We usually cover New Medieval Books, but here wanted to do something a little different. On a visit to Balfour Books in Toronto, Canada, we found these six used – but very good – medieval books!
By Andy King
Allen Lane, 2016
Excerpt: Edward remains one of England’s most controversial kings, but he was very much a prince of his time, ruling in accordance with contemporary moral and political precepts. Undoubtedly a covetous and ruthless man, he nevertheless acted according to his lights; this book attempts to explain those lights.
By Robert Irwin
Southern Illinois University Press, 1985
Excerpt: This work offers a chronological survey of the history of the Bahri Mamluk Sultanate and a narrative framework within which recent research and, perhaps, future research may be understood. In it political events are matched to administrative reforms and both to cultural developments.
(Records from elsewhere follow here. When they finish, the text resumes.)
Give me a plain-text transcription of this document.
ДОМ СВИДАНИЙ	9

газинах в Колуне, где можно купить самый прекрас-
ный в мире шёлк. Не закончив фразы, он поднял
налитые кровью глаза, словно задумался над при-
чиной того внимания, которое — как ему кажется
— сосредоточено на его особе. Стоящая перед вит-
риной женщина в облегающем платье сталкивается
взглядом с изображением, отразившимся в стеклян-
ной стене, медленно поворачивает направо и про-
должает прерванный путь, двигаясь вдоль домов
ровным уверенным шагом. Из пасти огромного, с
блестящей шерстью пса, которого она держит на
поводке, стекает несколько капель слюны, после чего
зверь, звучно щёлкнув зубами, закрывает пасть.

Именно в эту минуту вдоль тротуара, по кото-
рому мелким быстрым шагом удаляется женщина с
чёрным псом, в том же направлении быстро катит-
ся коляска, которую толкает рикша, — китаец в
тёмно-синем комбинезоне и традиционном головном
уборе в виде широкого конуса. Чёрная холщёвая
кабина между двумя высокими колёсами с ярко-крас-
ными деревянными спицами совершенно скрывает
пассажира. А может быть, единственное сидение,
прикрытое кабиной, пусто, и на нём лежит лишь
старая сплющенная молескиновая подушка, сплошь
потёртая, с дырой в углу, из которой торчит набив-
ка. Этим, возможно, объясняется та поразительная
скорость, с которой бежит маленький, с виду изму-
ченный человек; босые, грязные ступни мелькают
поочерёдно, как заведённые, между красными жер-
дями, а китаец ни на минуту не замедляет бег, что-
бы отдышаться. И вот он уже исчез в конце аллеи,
Edited and translated by A.G. Rigg
Pontifical Insittute of Mediaeval Studies, 1986
Except: The De Coniuge Non Ducenda (composed ca. 1225 – 1250) was one of the most popular antimatrimonial satires of the later Middle Ages. It is a cheerful poem and not very serious. Its protagonist is the Arthurian hero Gawain, who was known not only for valour but also for unfortunate entanglements with women.
By Greg Buzwell
University of Toronto Press, 2005
Excerpt: Devotion to the saints played a crucial role in the religious life of the Middle Ages. Kings and queens, merchants and craftsmen, beggars and thieves – all were alike in drawing inspiration, reassurance and solace from the lives of holy martyrs and pious confessors. Saints were much loved because they held a unique position in the hierarchy of Heaven; they had the power to intercede directly with God on behalf of the living. On a personal level, people prayed for saints to intervene as they faced the inevitable perils of the human condition: the suffering of childbirth, the hardships of a lengthy journey or the present threat of plague.
By Hugh Kennedy
Weidenfeld and Nicolson, 2004
Excerpt: From the revolution of 750 that brought the dynasty to power until its collapse in the 930s and 940s the Abbasid caliphate was by far the greatest political power in the Islamic world. But it was more than that; it was the continuation of that universal caliphate which had been established by Abu Bakr and his supporters immediately after the death of the Prophet Muhammad in 632, which was to continue in different guises and in different places down to the abdication of the last Ottoman caliph in 1925.
By Paul Binski
The British Museum Press, 1991
This book is about painters and the craft of painting during the Middle Ages in Western Europe. It concerns painting, the colouring of plastered walls or wooden panels or other large-scale surfaces, rather than illuminating the smaller-scale decoration of vellum or paper with paint and gold leaf. The fact that illumination is sometimes mentioned in this study indicates that it was never entirely separate from painting. Both involved the art of the brush. However, medieval painting and illuminating employed different materials and were, on the whole, practiced by different people and seen by widely different audiences.